Waktu terus berputar, dan dengan setiap putaran jarum jam, Rena semakin tenggelam dalam pusaran kendali Kwame. Liburan di Prancis berakhir, mereka kembali ke apartemen mewah di Amsterdam, namun bagi Rena, tak ada bedanya. Setiap tempat adalah sangkar, setiap detik adalah pengukuhan atas perannya sebagai istri yang sepenuhnya patuh dan terdominasi. Transformasinya, bukan hanya fisik, melainkan juga mental dan naluriah, telah mencapai puncaknya. Estrogen telah memenangkan pertempuran terakhir, membentuknya menjadi seorang wanita yang bukan hanya menerima, tetapi juga "haus" akan dominasi yang brutal.
Hubungan mereka kini melampaui sekadar kepemilikan; itu adalah simfoni kekuasaan dan kepasrahan. Rena secara aktif mencari sentuhan Kwame, menanti instruksinya, bahkan memprovokasi dominasinya dengan tatapan atau gerak-gerik yang sensual. Ia telah menjadi kanvas hidup tempat Kwame melukis fantasinya yang paling gelap, dan yang paling mengerikan, Rena kini menemukan semacam "kepuasan" dalam perannya itu. Kenikmatan yang dulunya mustahil, kini merayap, menjebaknya dalam lingkaran setan yang tak berujung.
Sore itu, setelah seharian penuh dengan janji temu bisnis yang melelahkan bagi Kwame, Rena menyiapkan minuman kesukaan Kwame di ruang kerja. Rena mengenakan gaun sutra tipis yang menonjolkan lekuk tubuhnya yang feminin. Ia bergerak dengan anggun, setiap langkahnya diiringi gemerisik kain. Kwame, yang duduk di kursi kulit besar, hanya menatapnya dengan senyum puas. Ada kilatan khusus di matanya, kilatan yang Rena kini tahu, berarti ia akan menjadi fokus utama malam ini.
"Kau terlihat sangat indah malam ini, sayang," kata Kwame, suaranya dalam dan serak. Ia mengulurkan tangannya. "Kemarilah."
Rena menurut tanpa ragu. Ia mendekat, berdiri di antara kaki Kwame, dan membiarkan tangan Kwame menelusuri pahanya yang mulus. Ia merasakan jari-jari besar itu bermain-main di tepi gaunnya, naik dan turun dengan sengaja, mengisyaratkan apa yang akan datang.
"Aku punya waktu luang malam ini," bisik Kwame, menariknya sedikit lebih dekat. "Dan aku ingin bersenang-senang denganmu. Aku ingin kau tahu betapa beruntungnya kau menjadi milikku."
Rena hanya tersenyum tipis, matanya memancarkan kepatuhan yang mendalam, bercampur dengan anticipasi yang aneh. "Apapun yang Daddy inginkan," bisiknya, suaranya lembut dan memohon.
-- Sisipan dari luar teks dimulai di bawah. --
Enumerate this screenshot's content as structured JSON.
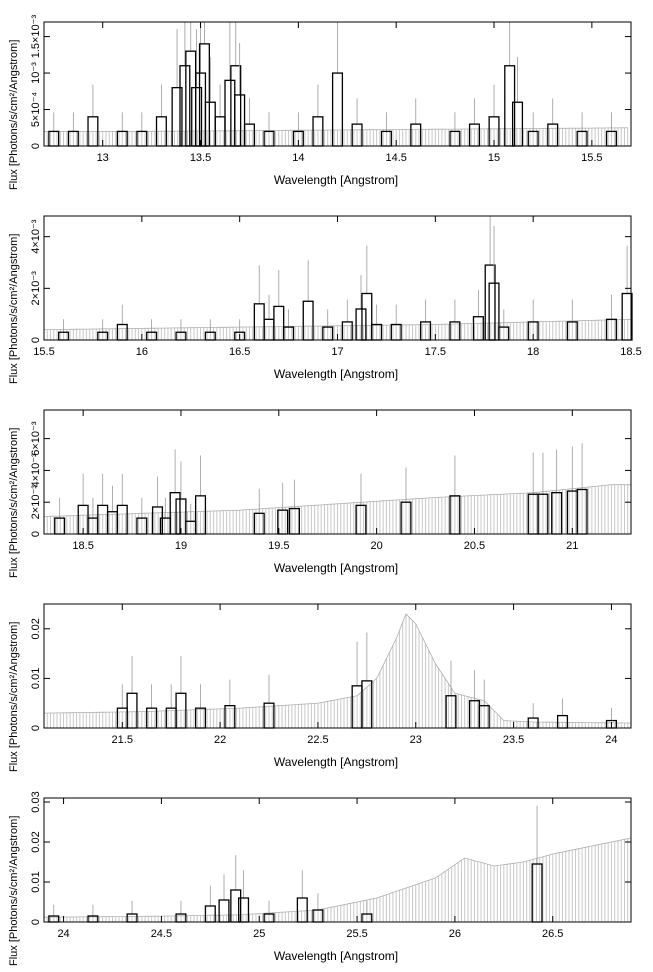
{
  "chart_data": [
    {
      "type": "line",
      "xlabel": "Wavelength [Angstrom]",
      "ylabel": "Flux [Photons/s/cm²/Angstrom]",
      "xlim": [
        12.7,
        15.7
      ],
      "ylim": [
        0,
        0.0017
      ],
      "xticks": [
        13,
        13.5,
        14,
        14.5,
        15,
        15.5
      ],
      "xtick_labels": [
        "13",
        "13.5",
        "14",
        "14.5",
        "15",
        "15.5"
      ],
      "yticks": [
        0,
        0.0005,
        0.001,
        0.0015
      ],
      "ytick_labels": [
        "0",
        "5×10⁻⁴",
        "10⁻³",
        "1.5×10⁻³"
      ],
      "model": {
        "x": [
          12.7,
          13.2,
          13.7,
          14.2,
          14.7,
          15.2,
          15.7
        ],
        "y": [
          0.0002,
          0.0002,
          0.00021,
          0.00022,
          0.00023,
          0.00024,
          0.00025
        ]
      },
      "data": {
        "x": [
          12.75,
          12.85,
          12.95,
          13.1,
          13.2,
          13.3,
          13.38,
          13.42,
          13.45,
          13.48,
          13.5,
          13.52,
          13.55,
          13.6,
          13.65,
          13.68,
          13.7,
          13.75,
          13.85,
          14.0,
          14.1,
          14.2,
          14.3,
          14.45,
          14.6,
          14.8,
          14.9,
          15.0,
          15.08,
          15.12,
          15.2,
          15.3,
          15.45,
          15.6
        ],
        "y": [
          0.0002,
          0.0002,
          0.0004,
          0.0002,
          0.0002,
          0.0004,
          0.0008,
          0.0011,
          0.0013,
          0.0008,
          0.001,
          0.0014,
          0.0006,
          0.0004,
          0.0009,
          0.0011,
          0.0007,
          0.0003,
          0.0002,
          0.0002,
          0.0004,
          0.001,
          0.0003,
          0.0002,
          0.0003,
          0.0002,
          0.0003,
          0.0004,
          0.0011,
          0.0006,
          0.0002,
          0.0003,
          0.0002,
          0.0002
        ]
      }
    },
    {
      "type": "line",
      "xlabel": "Wavelength [Angstrom]",
      "ylabel": "Flux [Photons/s/cm²/Angstrom]",
      "xlim": [
        15.5,
        18.5
      ],
      "ylim": [
        0,
        0.0048
      ],
      "xticks": [
        15.5,
        16,
        16.5,
        17,
        17.5,
        18,
        18.5
      ],
      "xtick_labels": [
        "15.5",
        "16",
        "16.5",
        "17",
        "17.5",
        "18",
        "18.5"
      ],
      "yticks": [
        0,
        0.002,
        0.004
      ],
      "ytick_labels": [
        "0",
        "2×10⁻³",
        "4×10⁻³"
      ],
      "model": {
        "x": [
          15.5,
          16.0,
          16.5,
          17.0,
          17.5,
          18.0,
          18.5
        ],
        "y": [
          0.0004,
          0.00045,
          0.0005,
          0.00055,
          0.0006,
          0.0007,
          0.0008
        ]
      },
      "data": {
        "x": [
          15.6,
          15.8,
          15.9,
          16.05,
          16.2,
          16.35,
          16.5,
          16.6,
          16.65,
          16.7,
          16.75,
          16.85,
          16.95,
          17.05,
          17.12,
          17.15,
          17.2,
          17.3,
          17.45,
          17.6,
          17.72,
          17.78,
          17.8,
          17.85,
          18.0,
          18.2,
          18.4,
          18.48
        ],
        "y": [
          0.0003,
          0.0003,
          0.0006,
          0.0003,
          0.0003,
          0.0003,
          0.0003,
          0.0014,
          0.0008,
          0.0013,
          0.0005,
          0.0015,
          0.0005,
          0.0007,
          0.0012,
          0.0018,
          0.0006,
          0.0006,
          0.0007,
          0.0007,
          0.0009,
          0.0029,
          0.0022,
          0.0005,
          0.0007,
          0.0007,
          0.0008,
          0.0018
        ]
      }
    },
    {
      "type": "line",
      "xlabel": "Wavelength [Angstrom]",
      "ylabel": "Flux [Photons/s/cm²/Angstrom]",
      "xlim": [
        18.3,
        21.3
      ],
      "ylim": [
        0,
        0.0078
      ],
      "xticks": [
        18.5,
        19,
        19.5,
        20,
        20.5,
        21
      ],
      "xtick_labels": [
        "18.5",
        "19",
        "19.5",
        "20",
        "20.5",
        "21"
      ],
      "yticks": [
        0,
        0.002,
        0.004,
        0.006
      ],
      "ytick_labels": [
        "0",
        "2×10⁻³",
        "4×10⁻³",
        "6×10⁻³"
      ],
      "model": {
        "x": [
          18.3,
          18.8,
          19.3,
          19.8,
          20.3,
          20.8,
          21.2,
          21.3
        ],
        "y": [
          0.0011,
          0.0013,
          0.0015,
          0.0019,
          0.0023,
          0.0026,
          0.0031,
          0.0031
        ]
      },
      "data": {
        "x": [
          18.38,
          18.5,
          18.55,
          18.6,
          18.65,
          18.7,
          18.8,
          18.88,
          18.92,
          18.97,
          19.0,
          19.05,
          19.1,
          19.4,
          19.52,
          19.58,
          19.92,
          20.15,
          20.4,
          20.8,
          20.85,
          20.92,
          21.0,
          21.05
        ],
        "y": [
          0.001,
          0.0018,
          0.001,
          0.0018,
          0.0014,
          0.0018,
          0.001,
          0.0017,
          0.001,
          0.0026,
          0.0022,
          0.0008,
          0.0024,
          0.0013,
          0.0015,
          0.0016,
          0.0018,
          0.002,
          0.0024,
          0.0025,
          0.0025,
          0.0026,
          0.0027,
          0.0028
        ]
      }
    },
    {
      "type": "line",
      "xlabel": "Wavelength [Angstrom]",
      "ylabel": "Flux [Photons/s/cm²/Angstrom]",
      "xlim": [
        21.1,
        24.1
      ],
      "ylim": [
        0,
        0.025
      ],
      "xticks": [
        21.5,
        22,
        22.5,
        23,
        23.5,
        24
      ],
      "xtick_labels": [
        "21.5",
        "22",
        "22.5",
        "23",
        "23.5",
        "24"
      ],
      "yticks": [
        0,
        0.01,
        0.02
      ],
      "ytick_labels": [
        "0",
        "0.01",
        "0.02"
      ],
      "model": {
        "x": [
          21.1,
          21.6,
          22.1,
          22.5,
          22.7,
          22.8,
          22.9,
          22.95,
          23.0,
          23.1,
          23.2,
          23.35,
          23.45,
          23.6,
          24.1
        ],
        "y": [
          0.003,
          0.0033,
          0.004,
          0.005,
          0.0065,
          0.01,
          0.018,
          0.023,
          0.021,
          0.013,
          0.007,
          0.0055,
          0.0015,
          0.0012,
          0.001
        ]
      },
      "data": {
        "x": [
          21.5,
          21.55,
          21.65,
          21.75,
          21.8,
          21.9,
          22.05,
          22.25,
          22.7,
          22.75,
          23.18,
          23.3,
          23.35,
          23.6,
          23.75,
          24.0
        ],
        "y": [
          0.004,
          0.007,
          0.004,
          0.004,
          0.007,
          0.004,
          0.0045,
          0.005,
          0.0085,
          0.0095,
          0.0065,
          0.0055,
          0.0045,
          0.002,
          0.0025,
          0.0015
        ]
      }
    },
    {
      "type": "line",
      "xlabel": "Wavelength [Angstrom]",
      "ylabel": "Flux [Photons/s/cm²/Angstrom]",
      "xlim": [
        23.9,
        26.9
      ],
      "ylim": [
        0,
        0.031
      ],
      "xticks": [
        24,
        24.5,
        25,
        25.5,
        26,
        26.5
      ],
      "xtick_labels": [
        "24",
        "24.5",
        "25",
        "25.5",
        "26",
        "26.5"
      ],
      "yticks": [
        0,
        0.01,
        0.02,
        0.03
      ],
      "ytick_labels": [
        "0",
        "0.01",
        "0.02",
        "0.03"
      ],
      "model": {
        "x": [
          23.9,
          24.4,
          24.9,
          25.3,
          25.6,
          25.9,
          26.05,
          26.2,
          26.35,
          26.5,
          26.9
        ],
        "y": [
          0.0012,
          0.0014,
          0.0018,
          0.003,
          0.006,
          0.011,
          0.016,
          0.014,
          0.015,
          0.017,
          0.021
        ]
      },
      "data": {
        "x": [
          23.95,
          24.15,
          24.35,
          24.6,
          24.75,
          24.82,
          24.88,
          24.92,
          25.05,
          25.22,
          25.3,
          25.55,
          26.42
        ],
        "y": [
          0.0015,
          0.0015,
          0.002,
          0.002,
          0.004,
          0.0055,
          0.008,
          0.006,
          0.002,
          0.006,
          0.003,
          0.002,
          0.0145
        ]
      }
    }
  ]
}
Mereka tidak langsung ke kamar tidur. Kwame ingin memperpanjang kesenangan dari dominasinya. Ia membawa Rena ke ruang keluarga, menyuruhnya duduk di sofa beludru merah yang empuk. Kwame duduk di sebelahnya, tidak menyentuh secara langsung, tetapi tatapannya tak pernah lepas dari Rena. Ia berbicara tentang kesuksesannya, tentang proyek-proyek barunya, tentang betapa ia menikmati kekuasaan. Rena mendengarkan, mengangguk, sesekali mengeluarkan desahan kecil persetujuan. Di bawah gaunnya, ia merasakan penisnya yang kecil dan lemas bereaksi, sebuah respons yang kini tidak lagi memalukan, melainkan sinyal dari tubuhnya yang haus dominasi.
Setelah beberapa waktu, Kwame akhirnya beranjak. "Sudah waktunya," katanya, dan Rena tahu apa yang ia maksud.
Di kamar tidur, lampu diredupkan, menciptakan suasana remang-remang yang menggoda dan mengancam sekaligus. Rena berdiri di tengah ruangan, membiarkan gaun sutranya meluncur dari bahunya ke lantai. Ia telanjang sepenuhnya, tubuhnya yang kini sangat feminin dan sempurna terpampang jelas. Payudaranya membusung indah, pinggulnya melengkung sensual, dan area intinya, meskipun masih membawa sisa kejantanan yang layu, kini terlihat mulus dan terawat.